BAĞIMLILIKLA MÜCADELEDE SPOR

  • 23.04.2021 19:17
  • Okunma: 837 kez

Bağımlılık insan beyninde ödül ve ceza sistemleri arasındaki dengenin bozulması olarak tanımlanmaktadır. İnsan kendisini mutlu edecek bir şey yaptığında eğer cezalandırılmıyorsa yaptığı o şey kendisinde zamanla bağımlılık yaratacaktır. Mesela tatlı yediğimizde eğer midemiz rahatsızlık duymuyorsa ve kilo almıyorsak zamanla tatlı bağımlısı olmamamız içten değildir.
Araştırmalar bağımlılığın üç ana etmenden oluştuğunu ortaya çıkarmıştır. Bu üç ana etmen kısaca (1) aşerme ya da aşırı istek (2) yoksunluk ve eksiklik hissi ve (3) Beklenti yada ulaşma hissi diye özetlenebilir. Kişi bağımlı olduğu şeyi önce aşırı ister. Eğer istediğinde elde edemezse yoksunluk ve eksiklik hissi gelişir ki bu da beraberinde bir beklentiye dönüşür.

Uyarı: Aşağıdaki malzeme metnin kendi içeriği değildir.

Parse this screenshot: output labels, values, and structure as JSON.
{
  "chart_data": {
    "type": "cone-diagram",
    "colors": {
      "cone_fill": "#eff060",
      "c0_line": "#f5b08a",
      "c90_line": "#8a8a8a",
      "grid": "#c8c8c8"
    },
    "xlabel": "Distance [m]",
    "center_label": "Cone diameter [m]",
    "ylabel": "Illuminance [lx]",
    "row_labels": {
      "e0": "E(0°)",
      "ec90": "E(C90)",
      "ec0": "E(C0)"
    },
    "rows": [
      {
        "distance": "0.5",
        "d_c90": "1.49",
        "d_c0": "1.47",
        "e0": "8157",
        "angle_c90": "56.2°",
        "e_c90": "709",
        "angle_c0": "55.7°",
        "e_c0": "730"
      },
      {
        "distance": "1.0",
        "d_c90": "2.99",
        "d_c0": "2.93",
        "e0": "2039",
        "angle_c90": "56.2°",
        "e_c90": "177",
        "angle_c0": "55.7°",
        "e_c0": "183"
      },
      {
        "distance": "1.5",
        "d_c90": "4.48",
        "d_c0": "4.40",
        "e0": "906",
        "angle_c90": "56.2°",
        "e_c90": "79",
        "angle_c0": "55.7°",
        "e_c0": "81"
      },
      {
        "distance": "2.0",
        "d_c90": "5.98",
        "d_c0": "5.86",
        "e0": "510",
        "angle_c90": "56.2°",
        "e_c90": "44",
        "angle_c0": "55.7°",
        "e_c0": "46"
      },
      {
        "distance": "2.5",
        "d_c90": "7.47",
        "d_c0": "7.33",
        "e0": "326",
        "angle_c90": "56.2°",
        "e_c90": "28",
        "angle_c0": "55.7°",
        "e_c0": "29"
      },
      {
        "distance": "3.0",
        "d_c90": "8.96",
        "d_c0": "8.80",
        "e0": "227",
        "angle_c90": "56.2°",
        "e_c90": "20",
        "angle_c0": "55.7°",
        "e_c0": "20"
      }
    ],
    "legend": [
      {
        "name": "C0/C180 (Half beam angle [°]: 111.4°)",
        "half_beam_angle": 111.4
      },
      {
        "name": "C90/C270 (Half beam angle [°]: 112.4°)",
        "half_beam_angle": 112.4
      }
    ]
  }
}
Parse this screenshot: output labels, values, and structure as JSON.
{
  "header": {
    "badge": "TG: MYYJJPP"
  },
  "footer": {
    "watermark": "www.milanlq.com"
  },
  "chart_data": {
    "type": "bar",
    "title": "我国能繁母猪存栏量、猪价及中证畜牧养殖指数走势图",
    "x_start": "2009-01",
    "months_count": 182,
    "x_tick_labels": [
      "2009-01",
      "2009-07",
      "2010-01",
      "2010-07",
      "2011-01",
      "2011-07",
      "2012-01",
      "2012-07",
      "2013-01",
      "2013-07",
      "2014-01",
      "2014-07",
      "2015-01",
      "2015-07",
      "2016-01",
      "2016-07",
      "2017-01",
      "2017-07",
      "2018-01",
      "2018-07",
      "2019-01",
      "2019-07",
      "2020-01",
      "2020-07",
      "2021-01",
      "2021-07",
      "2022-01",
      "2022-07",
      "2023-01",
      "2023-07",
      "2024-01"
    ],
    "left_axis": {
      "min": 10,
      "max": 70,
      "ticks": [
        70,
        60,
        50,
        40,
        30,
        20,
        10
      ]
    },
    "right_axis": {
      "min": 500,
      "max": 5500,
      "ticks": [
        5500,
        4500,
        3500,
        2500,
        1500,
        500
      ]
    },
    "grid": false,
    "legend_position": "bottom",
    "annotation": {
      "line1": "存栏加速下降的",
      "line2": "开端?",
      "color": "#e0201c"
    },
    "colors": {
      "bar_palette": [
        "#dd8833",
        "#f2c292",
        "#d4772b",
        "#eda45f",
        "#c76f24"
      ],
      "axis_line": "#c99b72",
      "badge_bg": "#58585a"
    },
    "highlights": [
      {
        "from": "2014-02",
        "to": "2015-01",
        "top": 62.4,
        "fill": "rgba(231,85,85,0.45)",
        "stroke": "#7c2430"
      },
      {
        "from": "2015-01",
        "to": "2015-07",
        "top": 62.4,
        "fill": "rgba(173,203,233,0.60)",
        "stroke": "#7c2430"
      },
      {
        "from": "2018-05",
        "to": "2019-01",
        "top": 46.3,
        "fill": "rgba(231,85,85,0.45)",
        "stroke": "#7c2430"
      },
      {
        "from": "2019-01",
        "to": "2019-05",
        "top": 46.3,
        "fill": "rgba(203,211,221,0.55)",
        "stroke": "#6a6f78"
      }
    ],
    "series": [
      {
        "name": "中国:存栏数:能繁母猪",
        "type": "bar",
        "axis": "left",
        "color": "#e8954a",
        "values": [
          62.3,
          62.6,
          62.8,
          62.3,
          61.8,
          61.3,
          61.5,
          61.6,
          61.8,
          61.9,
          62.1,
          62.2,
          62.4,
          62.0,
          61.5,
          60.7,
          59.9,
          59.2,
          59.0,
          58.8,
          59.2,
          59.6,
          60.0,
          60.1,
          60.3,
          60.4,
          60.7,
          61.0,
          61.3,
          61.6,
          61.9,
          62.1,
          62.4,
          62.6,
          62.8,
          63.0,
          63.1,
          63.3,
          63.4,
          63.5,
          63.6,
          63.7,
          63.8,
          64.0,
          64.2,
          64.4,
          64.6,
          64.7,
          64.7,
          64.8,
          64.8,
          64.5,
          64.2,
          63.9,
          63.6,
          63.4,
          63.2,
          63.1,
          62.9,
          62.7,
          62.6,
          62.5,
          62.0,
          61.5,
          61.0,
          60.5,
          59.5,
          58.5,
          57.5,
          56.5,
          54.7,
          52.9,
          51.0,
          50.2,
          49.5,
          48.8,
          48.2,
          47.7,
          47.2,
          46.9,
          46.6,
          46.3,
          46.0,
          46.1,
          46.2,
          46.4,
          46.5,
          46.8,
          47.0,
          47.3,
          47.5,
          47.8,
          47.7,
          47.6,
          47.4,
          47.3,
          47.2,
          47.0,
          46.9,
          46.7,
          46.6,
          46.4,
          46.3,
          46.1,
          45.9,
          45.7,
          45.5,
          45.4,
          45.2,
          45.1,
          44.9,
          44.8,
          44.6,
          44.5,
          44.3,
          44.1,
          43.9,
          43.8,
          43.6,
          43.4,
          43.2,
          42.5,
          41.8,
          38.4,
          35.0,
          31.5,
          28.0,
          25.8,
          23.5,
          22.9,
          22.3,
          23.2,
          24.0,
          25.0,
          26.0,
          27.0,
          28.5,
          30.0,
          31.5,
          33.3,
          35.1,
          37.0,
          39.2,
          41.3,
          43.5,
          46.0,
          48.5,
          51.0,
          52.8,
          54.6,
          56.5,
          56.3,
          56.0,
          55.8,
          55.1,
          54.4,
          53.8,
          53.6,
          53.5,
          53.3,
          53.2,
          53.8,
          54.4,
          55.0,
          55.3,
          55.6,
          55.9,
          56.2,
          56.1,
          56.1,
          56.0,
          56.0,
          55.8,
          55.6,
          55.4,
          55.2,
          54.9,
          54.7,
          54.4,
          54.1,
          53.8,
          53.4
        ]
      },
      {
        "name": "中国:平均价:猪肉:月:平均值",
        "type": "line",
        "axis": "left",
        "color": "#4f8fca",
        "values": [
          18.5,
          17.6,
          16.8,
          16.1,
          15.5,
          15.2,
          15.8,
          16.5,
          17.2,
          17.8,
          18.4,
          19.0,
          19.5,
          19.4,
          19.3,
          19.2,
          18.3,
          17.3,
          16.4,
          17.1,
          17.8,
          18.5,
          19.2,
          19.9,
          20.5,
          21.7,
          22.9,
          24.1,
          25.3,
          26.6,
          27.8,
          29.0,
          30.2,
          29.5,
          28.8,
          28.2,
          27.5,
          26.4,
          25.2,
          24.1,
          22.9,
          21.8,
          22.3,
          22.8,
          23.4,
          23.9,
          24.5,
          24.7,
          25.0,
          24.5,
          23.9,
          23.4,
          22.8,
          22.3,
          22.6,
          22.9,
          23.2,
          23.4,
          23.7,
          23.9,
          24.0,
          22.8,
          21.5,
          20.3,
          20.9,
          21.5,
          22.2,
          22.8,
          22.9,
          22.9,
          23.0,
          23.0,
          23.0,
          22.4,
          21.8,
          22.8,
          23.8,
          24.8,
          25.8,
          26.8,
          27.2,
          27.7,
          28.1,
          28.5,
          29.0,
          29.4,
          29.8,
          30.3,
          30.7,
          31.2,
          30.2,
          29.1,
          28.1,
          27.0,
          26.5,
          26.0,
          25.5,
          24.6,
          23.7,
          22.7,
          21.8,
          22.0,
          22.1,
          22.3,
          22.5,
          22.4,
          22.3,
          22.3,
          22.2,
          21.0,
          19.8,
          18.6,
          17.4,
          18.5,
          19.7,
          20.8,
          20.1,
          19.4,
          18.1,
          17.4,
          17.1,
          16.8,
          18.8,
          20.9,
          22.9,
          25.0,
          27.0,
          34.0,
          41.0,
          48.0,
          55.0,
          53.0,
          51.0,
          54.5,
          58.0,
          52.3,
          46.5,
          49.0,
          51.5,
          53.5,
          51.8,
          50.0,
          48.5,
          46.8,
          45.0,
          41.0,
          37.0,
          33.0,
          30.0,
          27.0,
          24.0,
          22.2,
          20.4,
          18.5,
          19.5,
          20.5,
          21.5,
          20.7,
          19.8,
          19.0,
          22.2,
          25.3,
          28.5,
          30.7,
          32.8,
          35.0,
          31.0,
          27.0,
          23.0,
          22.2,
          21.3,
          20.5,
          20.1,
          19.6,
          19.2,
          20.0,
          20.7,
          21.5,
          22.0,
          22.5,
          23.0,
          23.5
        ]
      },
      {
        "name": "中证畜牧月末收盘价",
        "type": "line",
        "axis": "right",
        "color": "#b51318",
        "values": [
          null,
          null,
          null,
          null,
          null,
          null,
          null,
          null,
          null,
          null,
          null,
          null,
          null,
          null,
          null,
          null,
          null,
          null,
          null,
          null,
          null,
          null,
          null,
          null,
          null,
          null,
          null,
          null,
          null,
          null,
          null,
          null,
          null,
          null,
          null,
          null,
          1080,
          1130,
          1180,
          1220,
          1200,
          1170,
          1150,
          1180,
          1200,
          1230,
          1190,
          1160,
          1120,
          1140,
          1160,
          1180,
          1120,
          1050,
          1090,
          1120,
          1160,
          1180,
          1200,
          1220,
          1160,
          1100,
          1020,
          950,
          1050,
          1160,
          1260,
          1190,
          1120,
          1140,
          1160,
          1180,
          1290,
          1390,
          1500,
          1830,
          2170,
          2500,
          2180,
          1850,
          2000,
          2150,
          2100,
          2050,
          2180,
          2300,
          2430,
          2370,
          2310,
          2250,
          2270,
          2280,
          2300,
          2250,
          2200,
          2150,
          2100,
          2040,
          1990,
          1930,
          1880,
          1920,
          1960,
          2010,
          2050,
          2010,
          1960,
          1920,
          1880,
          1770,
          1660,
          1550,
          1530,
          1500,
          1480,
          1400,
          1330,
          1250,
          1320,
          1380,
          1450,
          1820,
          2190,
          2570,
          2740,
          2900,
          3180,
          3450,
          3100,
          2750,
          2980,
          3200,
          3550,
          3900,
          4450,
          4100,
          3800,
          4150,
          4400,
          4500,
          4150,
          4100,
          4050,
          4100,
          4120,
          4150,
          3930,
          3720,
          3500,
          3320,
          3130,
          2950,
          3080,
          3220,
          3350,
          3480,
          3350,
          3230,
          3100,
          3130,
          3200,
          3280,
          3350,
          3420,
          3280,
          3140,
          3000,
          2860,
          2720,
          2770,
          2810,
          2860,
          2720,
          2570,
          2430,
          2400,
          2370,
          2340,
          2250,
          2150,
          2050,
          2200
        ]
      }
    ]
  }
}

Akşam çay içme alışkanlığı olan bir kişinin evde çay olmadığı için çay içememesi durumunda geliştireceği semptomlar bağımlılık için tanımlanan bu üç ana etmene ne kadar uymaktadır bir düşünün. Eğer kişi beklenti içerisinde elde etmek istediğine ulaşamazsa mutsuz olacaktır.  Aslında bağımlı olduğu şeye ulaşmak da bağımlılığın baskılanması adına yeterli olmayacaktır. Bir zaman sonra ödül-ceza dengesi yeniden bozulan birey yoksunluk belirtisi geliştirecek ve bağımlı olduğu şeyin daha fazlasını isteyecektir. Bu duruma tolerans geliştirme denilmektedir.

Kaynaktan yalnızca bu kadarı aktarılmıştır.